Se sulla carta il tutto sembra interessante, in game emergono i problemi. Friday the 13th sa sì divertire e anche strappare qualche momento di terrore (e involontaria ilarità), ma in realtà soffre di enormi problemi di ritmo. Per via della - giusta - apertura delle mappe e per permettere ai counselor di avere qualche speranza, le partite con Jason sono tempestate da minuti di nulla, in cui il nerboruto vaga quasi a caso in attesa di un segnale che lo porti alla vittima.
Allo stesso modo, anche le partite con i counselor possono risultare presto noiose. Fermo restando che serve un team affiatato (amici o persone disposte a collaborare via chat vocale) per avere anche la minima speranza, mi sono annoiato dopo poche ore. Partita dopo partita, la tensione svanisce piano piano, i momenti riderecci pure e rimane solo una sottile sensazione di tedio.
Lato counselor, lo spawn casuale degli oggetti può creare degli sbilanciamenti, con partite che si risolvono in pochi minuti o invece parecchi giri di lancetta. Lato Jason, beh, ho già detto. Un team preparato può donare pepe al tutto ma, appena fatti fuori due counselor, il tutto si trascina mestamente fino all’inesorabile epilogo.
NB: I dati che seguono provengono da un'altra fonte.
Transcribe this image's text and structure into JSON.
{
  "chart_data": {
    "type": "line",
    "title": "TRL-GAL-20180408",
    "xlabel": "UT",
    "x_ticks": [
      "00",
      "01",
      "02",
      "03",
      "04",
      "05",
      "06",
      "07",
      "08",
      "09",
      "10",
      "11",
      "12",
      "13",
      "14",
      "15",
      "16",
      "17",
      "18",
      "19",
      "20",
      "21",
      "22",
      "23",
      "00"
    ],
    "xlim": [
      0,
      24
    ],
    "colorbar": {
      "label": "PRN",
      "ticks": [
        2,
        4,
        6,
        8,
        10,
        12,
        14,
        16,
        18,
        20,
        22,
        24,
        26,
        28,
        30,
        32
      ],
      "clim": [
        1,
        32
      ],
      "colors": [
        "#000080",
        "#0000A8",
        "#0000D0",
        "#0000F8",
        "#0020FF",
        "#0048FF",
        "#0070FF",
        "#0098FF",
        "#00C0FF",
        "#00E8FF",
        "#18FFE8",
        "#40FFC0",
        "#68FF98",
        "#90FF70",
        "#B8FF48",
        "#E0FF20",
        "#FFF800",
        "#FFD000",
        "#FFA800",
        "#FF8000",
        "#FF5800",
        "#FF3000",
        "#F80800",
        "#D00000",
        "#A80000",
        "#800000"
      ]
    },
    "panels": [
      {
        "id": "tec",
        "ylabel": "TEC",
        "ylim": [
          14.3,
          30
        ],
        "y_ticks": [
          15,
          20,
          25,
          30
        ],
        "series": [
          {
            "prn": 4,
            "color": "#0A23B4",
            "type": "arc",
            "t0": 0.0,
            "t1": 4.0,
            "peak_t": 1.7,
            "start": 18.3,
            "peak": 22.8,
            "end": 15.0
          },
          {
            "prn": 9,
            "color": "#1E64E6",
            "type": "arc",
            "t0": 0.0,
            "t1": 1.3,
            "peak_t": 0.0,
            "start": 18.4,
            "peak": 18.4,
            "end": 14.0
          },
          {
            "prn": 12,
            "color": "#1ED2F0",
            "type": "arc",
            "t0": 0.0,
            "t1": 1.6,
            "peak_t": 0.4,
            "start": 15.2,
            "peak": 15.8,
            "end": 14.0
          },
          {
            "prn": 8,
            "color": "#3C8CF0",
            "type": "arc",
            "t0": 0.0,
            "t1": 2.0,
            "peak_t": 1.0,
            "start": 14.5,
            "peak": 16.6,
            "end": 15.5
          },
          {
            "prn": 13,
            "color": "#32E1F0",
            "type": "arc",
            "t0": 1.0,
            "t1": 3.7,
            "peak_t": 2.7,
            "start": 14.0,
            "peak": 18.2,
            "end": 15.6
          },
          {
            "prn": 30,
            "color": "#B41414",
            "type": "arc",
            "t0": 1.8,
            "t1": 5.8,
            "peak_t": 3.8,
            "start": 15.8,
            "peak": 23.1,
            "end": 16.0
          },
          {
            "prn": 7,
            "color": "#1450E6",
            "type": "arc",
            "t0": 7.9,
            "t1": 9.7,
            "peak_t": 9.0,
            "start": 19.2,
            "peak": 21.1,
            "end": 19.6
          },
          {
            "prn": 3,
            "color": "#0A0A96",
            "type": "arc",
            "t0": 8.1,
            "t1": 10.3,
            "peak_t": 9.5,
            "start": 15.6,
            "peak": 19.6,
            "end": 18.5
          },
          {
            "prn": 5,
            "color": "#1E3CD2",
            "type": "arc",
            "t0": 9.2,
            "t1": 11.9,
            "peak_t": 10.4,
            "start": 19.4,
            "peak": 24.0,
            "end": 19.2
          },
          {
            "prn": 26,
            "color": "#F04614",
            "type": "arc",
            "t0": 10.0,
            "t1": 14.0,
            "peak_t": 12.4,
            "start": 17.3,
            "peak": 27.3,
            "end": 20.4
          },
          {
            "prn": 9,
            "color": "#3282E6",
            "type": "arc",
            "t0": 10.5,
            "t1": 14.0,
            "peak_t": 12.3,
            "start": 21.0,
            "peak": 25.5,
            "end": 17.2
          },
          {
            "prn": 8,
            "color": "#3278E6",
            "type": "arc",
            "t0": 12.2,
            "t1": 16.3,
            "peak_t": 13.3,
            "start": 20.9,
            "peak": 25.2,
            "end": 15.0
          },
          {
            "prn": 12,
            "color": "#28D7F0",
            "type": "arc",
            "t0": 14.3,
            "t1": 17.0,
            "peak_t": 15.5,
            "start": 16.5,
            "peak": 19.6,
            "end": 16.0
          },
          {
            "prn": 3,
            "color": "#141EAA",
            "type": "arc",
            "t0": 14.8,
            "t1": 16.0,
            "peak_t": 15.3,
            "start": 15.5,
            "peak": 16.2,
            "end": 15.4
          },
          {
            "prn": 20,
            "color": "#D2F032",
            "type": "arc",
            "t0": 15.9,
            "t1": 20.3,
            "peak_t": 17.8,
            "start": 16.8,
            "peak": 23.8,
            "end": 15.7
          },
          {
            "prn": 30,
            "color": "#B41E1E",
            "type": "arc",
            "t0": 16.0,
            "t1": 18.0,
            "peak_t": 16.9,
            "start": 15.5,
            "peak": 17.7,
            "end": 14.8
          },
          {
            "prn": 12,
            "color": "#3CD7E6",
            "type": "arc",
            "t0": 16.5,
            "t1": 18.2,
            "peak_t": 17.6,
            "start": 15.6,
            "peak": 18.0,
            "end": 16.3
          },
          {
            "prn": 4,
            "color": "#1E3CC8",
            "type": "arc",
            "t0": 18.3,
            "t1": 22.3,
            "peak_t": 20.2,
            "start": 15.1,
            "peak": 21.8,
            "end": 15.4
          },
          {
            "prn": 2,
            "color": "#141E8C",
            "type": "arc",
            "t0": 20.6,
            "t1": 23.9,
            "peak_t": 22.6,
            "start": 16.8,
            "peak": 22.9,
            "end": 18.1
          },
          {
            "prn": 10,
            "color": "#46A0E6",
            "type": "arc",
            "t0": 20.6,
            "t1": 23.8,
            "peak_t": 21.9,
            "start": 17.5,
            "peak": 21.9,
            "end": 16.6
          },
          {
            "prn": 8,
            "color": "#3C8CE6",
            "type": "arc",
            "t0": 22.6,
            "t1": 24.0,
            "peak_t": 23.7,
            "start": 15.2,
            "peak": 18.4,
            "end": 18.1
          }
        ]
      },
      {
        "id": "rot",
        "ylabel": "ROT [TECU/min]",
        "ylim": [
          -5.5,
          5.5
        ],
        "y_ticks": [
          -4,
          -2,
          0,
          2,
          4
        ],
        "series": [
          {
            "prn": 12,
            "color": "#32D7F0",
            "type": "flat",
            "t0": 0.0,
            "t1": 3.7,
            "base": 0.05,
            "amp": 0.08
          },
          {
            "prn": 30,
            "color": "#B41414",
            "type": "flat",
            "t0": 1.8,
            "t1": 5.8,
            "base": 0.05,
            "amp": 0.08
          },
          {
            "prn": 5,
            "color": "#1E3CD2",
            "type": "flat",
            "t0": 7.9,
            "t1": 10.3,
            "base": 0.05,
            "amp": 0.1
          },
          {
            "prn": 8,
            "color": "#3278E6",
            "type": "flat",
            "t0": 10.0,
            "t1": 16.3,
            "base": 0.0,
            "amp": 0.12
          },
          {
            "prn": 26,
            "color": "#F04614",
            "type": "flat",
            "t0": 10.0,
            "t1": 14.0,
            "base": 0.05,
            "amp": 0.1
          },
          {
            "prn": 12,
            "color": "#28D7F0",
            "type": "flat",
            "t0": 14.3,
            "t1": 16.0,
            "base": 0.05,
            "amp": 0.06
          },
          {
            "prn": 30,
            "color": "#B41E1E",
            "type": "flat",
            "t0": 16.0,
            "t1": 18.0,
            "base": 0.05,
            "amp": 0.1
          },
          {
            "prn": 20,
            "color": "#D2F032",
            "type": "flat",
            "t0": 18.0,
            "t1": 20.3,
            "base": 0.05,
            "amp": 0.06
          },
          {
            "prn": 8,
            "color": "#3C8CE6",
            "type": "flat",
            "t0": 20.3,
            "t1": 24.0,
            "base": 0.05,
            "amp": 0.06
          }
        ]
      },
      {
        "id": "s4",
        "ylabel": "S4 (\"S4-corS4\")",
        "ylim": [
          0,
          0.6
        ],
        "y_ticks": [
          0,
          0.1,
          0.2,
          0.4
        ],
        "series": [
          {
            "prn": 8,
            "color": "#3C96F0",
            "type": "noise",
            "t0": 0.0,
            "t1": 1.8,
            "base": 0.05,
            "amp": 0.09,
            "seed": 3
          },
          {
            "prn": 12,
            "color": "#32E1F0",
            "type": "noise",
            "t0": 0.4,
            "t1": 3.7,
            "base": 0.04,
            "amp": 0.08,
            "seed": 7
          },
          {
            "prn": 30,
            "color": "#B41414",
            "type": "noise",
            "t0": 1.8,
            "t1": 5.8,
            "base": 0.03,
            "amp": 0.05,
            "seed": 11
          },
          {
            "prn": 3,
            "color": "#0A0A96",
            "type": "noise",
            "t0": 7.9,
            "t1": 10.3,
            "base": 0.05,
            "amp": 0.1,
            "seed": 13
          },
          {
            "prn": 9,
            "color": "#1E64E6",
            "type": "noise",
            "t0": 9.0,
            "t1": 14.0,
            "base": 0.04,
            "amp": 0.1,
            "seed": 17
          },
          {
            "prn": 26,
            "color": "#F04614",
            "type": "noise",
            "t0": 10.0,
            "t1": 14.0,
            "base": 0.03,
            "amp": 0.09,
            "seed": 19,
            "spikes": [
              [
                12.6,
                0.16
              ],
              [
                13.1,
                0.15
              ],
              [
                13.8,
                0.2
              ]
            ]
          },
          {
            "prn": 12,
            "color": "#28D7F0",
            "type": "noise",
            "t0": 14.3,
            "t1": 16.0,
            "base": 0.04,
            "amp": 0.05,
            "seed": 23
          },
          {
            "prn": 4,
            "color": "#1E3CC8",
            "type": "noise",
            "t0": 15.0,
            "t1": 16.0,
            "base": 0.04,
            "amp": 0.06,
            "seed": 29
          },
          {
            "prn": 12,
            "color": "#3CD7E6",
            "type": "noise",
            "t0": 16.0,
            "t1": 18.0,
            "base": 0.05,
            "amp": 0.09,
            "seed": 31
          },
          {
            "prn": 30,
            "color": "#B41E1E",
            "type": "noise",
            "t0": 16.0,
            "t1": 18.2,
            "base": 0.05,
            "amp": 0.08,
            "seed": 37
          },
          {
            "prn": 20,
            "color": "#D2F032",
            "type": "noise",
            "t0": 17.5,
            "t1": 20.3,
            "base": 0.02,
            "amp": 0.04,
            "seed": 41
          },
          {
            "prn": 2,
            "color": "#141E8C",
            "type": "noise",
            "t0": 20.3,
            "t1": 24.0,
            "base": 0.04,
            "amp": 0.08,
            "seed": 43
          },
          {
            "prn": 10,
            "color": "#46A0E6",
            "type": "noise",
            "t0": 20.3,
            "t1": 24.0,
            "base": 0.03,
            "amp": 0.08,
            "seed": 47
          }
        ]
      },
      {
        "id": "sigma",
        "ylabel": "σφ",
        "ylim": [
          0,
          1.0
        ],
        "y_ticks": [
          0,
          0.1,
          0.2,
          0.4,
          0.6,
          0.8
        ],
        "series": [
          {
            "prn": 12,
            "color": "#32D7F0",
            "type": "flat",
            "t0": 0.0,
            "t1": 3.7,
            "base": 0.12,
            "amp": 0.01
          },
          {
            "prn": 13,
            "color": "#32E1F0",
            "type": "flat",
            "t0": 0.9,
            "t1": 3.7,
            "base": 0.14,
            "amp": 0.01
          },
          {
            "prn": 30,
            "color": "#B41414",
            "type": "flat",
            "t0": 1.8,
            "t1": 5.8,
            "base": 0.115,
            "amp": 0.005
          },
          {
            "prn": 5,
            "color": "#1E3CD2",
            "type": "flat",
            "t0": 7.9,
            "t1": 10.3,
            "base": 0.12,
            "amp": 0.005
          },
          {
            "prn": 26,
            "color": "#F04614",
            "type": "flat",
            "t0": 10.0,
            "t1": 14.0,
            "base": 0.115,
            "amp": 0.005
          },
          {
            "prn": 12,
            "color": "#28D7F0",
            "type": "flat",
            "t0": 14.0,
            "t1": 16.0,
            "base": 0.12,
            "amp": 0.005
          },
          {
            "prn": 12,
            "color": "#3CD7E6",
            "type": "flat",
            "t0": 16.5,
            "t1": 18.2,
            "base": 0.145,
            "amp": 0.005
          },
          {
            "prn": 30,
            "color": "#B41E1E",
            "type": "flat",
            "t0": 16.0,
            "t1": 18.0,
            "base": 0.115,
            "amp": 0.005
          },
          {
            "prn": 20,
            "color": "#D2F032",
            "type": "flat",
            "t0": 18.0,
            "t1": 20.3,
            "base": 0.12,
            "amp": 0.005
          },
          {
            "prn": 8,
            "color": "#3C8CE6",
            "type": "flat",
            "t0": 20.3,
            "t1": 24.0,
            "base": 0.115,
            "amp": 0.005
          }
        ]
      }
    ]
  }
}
Ancor più se una delle vittime designate si nasconde e rimane immobile in un luogo remoto.
Sarà che i 5 vs 1 sono un genere che rende davvero solo se giocato tra amici affiatati, saranno le asperità e la realizzazione impeccabile del gioco, l’impossibilità di scegliere il proprio ruolo all’interno dei match, i problemi tecnici (e di server) o un’asimmetricità che non rende fino in fondo, ma l’appeal di Friday the 13th su di me è durato davvero una manciata di partite. Dettate soprattutto dalla curiosità più che dal gusto, ad essere onesto.
La buona quantità di sbloccabili partita dopo partita, tra diversi tipi di Jason ed esecuzioni, non è bastata a tenermi su Friday the 13th. E i server, dal canto loro, a volte hanno fatto ben poco per tenermi dentro. Insomma, Friday the 13th è un playground horror utile per un paio di serate allo scazzo con un gruppo ben nutrito di amici, ma niente di più. Fate prima con un mazzo di carte Uno e un paio di birre a testa. Ridete di più e il +4 fa anche più spavento.
Ho giocato a Friday the 13th: The Game grazie a un codice gioco offerto dagli sviluppatori a giopep, che poi lo ha girato a me. Ci ho giocato su Steam, dove ho constatato che, almeno per le schede Nvidia, non è nemmeno ottimizzato benissimo. Ho provato tante ore di noia e attimi di terrore vero quando mr. Maderna, tornato da L.A., mi ha rammentato che ancora dovevo scrivergli la review. Non fanno più le fiere ammazzagente di una volta.